La Common Variable Immunodeficiency Disease è un gruppo eterogeneo di immunodeficienze primitive. La caratteristica comune sono i bassi livelli di IgG (in alcuni casi anche di IgA e IgM), con conseguenti infezioni ricorrenti.

Patogenesi

È l’immunodeficienza primitiva sintomatica più frequente. Il difetto è nella maturazione terminale dei linfociti B: pur presenti in numero spesso normale, non differenziano bene in plasmacellule e non producono anticorpi in quantità adeguata (deficit di produzione anticorpale, con risposta scarsa ai vaccini).
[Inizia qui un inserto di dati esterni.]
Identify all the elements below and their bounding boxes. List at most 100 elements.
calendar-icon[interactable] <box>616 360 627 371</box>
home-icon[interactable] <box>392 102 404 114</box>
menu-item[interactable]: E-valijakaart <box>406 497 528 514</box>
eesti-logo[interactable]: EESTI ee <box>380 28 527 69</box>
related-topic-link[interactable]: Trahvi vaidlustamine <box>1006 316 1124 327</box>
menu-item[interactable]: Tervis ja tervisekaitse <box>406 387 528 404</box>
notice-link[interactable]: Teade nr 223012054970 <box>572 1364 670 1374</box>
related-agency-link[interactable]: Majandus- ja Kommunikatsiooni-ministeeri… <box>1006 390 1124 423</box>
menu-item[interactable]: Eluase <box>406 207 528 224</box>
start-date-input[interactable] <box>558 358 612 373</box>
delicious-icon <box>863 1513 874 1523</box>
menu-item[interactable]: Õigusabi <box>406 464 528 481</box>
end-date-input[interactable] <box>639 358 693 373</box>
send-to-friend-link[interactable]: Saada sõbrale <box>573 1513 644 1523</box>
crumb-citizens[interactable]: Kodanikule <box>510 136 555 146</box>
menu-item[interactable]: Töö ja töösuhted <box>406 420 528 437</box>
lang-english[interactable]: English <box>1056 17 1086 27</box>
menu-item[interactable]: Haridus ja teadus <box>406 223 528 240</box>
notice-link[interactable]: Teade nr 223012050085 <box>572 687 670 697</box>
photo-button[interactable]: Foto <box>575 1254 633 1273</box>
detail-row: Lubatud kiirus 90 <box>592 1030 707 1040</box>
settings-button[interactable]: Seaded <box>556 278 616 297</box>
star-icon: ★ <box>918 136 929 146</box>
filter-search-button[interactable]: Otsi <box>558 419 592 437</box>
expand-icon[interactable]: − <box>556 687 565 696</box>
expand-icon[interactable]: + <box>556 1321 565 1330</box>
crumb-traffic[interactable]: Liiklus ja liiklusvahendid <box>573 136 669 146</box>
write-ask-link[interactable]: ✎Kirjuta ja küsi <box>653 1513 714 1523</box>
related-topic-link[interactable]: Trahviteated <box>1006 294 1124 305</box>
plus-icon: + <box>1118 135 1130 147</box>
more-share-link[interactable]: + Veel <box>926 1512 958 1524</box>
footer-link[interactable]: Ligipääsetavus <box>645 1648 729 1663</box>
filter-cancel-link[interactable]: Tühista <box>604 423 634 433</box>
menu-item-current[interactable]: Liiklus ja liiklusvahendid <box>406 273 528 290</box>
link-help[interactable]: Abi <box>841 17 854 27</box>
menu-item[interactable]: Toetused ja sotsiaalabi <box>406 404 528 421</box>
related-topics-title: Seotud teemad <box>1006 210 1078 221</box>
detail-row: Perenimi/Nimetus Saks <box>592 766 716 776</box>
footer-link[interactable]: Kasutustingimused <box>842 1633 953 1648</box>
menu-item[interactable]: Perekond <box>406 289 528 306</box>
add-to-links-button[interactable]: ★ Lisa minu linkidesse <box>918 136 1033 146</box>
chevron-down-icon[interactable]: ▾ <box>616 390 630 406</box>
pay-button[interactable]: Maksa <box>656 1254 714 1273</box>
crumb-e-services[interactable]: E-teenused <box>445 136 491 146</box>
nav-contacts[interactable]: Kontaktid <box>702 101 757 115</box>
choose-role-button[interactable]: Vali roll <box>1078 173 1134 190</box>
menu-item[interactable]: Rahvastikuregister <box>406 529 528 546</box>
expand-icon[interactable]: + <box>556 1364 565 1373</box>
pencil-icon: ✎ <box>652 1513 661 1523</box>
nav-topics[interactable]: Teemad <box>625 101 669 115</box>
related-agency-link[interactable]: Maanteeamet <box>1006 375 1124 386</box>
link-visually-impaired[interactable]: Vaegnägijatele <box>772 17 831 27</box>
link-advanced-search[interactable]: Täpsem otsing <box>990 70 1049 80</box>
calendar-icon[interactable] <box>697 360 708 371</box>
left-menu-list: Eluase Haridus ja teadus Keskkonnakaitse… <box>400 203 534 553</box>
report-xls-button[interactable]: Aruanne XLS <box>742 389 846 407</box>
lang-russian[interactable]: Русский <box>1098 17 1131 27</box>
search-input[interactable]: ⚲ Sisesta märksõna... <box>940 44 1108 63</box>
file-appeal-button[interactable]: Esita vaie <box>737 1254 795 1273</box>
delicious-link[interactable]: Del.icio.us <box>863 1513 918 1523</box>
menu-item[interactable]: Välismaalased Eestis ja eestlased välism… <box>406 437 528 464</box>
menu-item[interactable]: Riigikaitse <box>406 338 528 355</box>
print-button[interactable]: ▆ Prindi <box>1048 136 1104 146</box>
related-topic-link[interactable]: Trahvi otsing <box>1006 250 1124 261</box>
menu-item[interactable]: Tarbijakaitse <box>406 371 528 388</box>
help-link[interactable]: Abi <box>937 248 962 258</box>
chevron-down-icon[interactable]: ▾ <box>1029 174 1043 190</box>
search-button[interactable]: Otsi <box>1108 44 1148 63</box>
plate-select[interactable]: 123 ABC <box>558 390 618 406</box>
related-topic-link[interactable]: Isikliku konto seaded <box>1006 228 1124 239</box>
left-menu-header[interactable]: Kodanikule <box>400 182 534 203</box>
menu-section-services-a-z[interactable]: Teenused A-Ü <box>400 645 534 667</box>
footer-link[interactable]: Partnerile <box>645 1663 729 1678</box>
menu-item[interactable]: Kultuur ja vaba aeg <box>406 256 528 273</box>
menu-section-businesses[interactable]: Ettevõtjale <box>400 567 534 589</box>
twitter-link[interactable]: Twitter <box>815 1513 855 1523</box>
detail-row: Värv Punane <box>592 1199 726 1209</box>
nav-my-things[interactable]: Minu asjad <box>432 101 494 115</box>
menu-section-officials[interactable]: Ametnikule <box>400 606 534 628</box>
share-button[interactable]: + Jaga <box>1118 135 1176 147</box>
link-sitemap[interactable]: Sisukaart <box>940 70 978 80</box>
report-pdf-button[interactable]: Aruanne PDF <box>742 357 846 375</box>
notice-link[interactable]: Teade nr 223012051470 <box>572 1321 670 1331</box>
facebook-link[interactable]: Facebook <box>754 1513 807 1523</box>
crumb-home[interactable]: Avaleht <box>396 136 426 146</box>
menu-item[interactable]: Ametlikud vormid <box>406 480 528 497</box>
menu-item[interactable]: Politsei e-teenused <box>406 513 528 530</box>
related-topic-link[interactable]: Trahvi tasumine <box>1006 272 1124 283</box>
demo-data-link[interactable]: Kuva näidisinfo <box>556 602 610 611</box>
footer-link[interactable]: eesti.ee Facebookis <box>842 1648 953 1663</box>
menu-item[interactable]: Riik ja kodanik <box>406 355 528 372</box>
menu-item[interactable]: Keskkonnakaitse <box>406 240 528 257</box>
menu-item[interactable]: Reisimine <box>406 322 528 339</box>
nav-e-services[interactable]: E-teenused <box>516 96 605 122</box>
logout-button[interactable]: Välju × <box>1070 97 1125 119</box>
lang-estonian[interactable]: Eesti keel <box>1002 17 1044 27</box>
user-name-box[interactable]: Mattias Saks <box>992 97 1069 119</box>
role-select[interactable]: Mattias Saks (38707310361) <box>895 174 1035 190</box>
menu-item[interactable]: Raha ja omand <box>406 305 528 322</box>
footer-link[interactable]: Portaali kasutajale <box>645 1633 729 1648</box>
È eterogenea: solo in una minoranza si identifica un singolo gene mutato (es. TNFRSF13B/TACI, ICOS, CD19), mentre nella maggior parte l’eziologia è poligenica/sconosciuta. Esordio tipicamente più tardivo (2ª–3ª decade) rispetto alle immunodeficienze combinate.

Clinica

  • Infezioni respiratorie ricorrenti (sinusiti, otiti, polmoniti) da batteri capsulati → nel tempo bronchiectasie e fibrosi polmonare.
  • Aumentato rischio di malattie autoimmuni, granulomi e linfomi.

TC del torace in immunodeficienza comune variabile (CVID) con polmoniti recidivanti e crescente fibrosi polmonare. Fonte: Wikimedia Commons, autore Hellerhoff, CC BY‑SA 4.0.

Terapia

Terapia sostitutiva con immunoglobuline (IVIG/SCIG) e trattamento aggressivo delle infezioni.